CBT-I Augmentation of Medication for Drinking in AUD

Alcohol Use Disorder (AUD) and insomnia are both more prevalent among Veterans than in the general population. While insomnia is 3-9 times more prevalent in AUD than in the general population, patients with comorbid AUD and insomnia suffer from higher severity of AUD with increased alcohol craving, reduced quality of life, impaired interpersonal functioning, higher risks for suicidal behavior and relapse during early abstinence. There are limited options to treat drinking behavior and insomnia due to side effect profile (disulfiram). Medications commonly used to treat pathological drinking and promote abstinence include Naltrexone and Topiramate. However, these medications do not improve insomnia. Furthermore, hypnotic medication treatments with trazodone, gabapentin, and ramelteon have shown variable impact for sleep disturbance and abstinence. By contrast, all four studies evaluating Cognitive Behavioral Therapy for Insomnia (CBT-I) have shown a large magnitude of effect for treating insomnia but with minimal to no effect on abstinence. Thus, combining MED and CBT-I will improve their insomnia and bolster their recovery. This combination treatment will be the first personalized intervention in treating Veterans with AUD and comorbid insomnia.

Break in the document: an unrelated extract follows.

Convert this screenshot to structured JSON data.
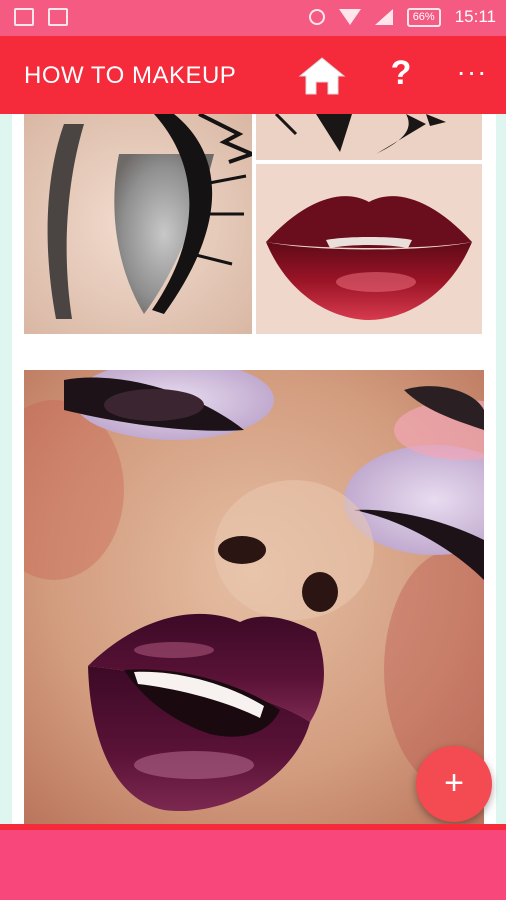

A sample of treatment-seeking Veterans with AUD (N=82) will be initially treated with a medication for drinking (MED), that will be either TOP 200 mg a day for six weeks, naltrexone 50 mg daily (and up to 100 mg daily), depot-naltrexone 380 mg injections every 4 weeks, or a combination of TOP + NTX. They will stabilized on the MED over 6 weeks and then randomized to receive either CBT-I (N=41) or Sleep Hygiene Education (SHE, a behavioral placebo intervention) (N=41) weekly for the next eight weeks. The investigators will conduct CBT-I following the standard protocol using 30-minute sessions to deliver its components (Sleep Restriction, Stimulus Control, Sleep Hygiene and Cognitive Therapy). A post-intervention visit will be conducted eight weeks after the end of the intervention phase. The primary outcome measure will be the the insomnia severity (as assessed using the Insomnia Severity Index). The secondary outcome measure will include the Percent Days Abstinent (as computed from the Time Line Follow Back interview). The investigators will also track other aspects of alcohol use, sleep and daily functioning using TLFB, PACS, sleep diaries, BDI, and the STAI to test whether successful treatment of drinking and insomnia will be associated with better clinical outcomes in AUD. It is hypothesized that in Veterans with AUD, the combination of MED+CBT-I, as compared to MED+SHE group, will lead to superior sleep-related outcomes along with pre-post treatment effect sizes comparable to the meta-analytic norms. On an exploratory basis, the MED + CBT-I arm will have a relatively higher percentage of days abstinent from alcohol and the improvement in insomnia and abstinence from drinking will show durability eight weeks after end of behavioral sleep treatment. If these hypotheses are supported, the findings will need to be validated in a larger multi-center trial. If validated, the findings would support: 1) including insomnia treatment as a standard component of the initial protocol for treating AUD comorbid with insomnia, and 2) using MED+CBT-I combination treatment to manage this subpopulation of AUD patients.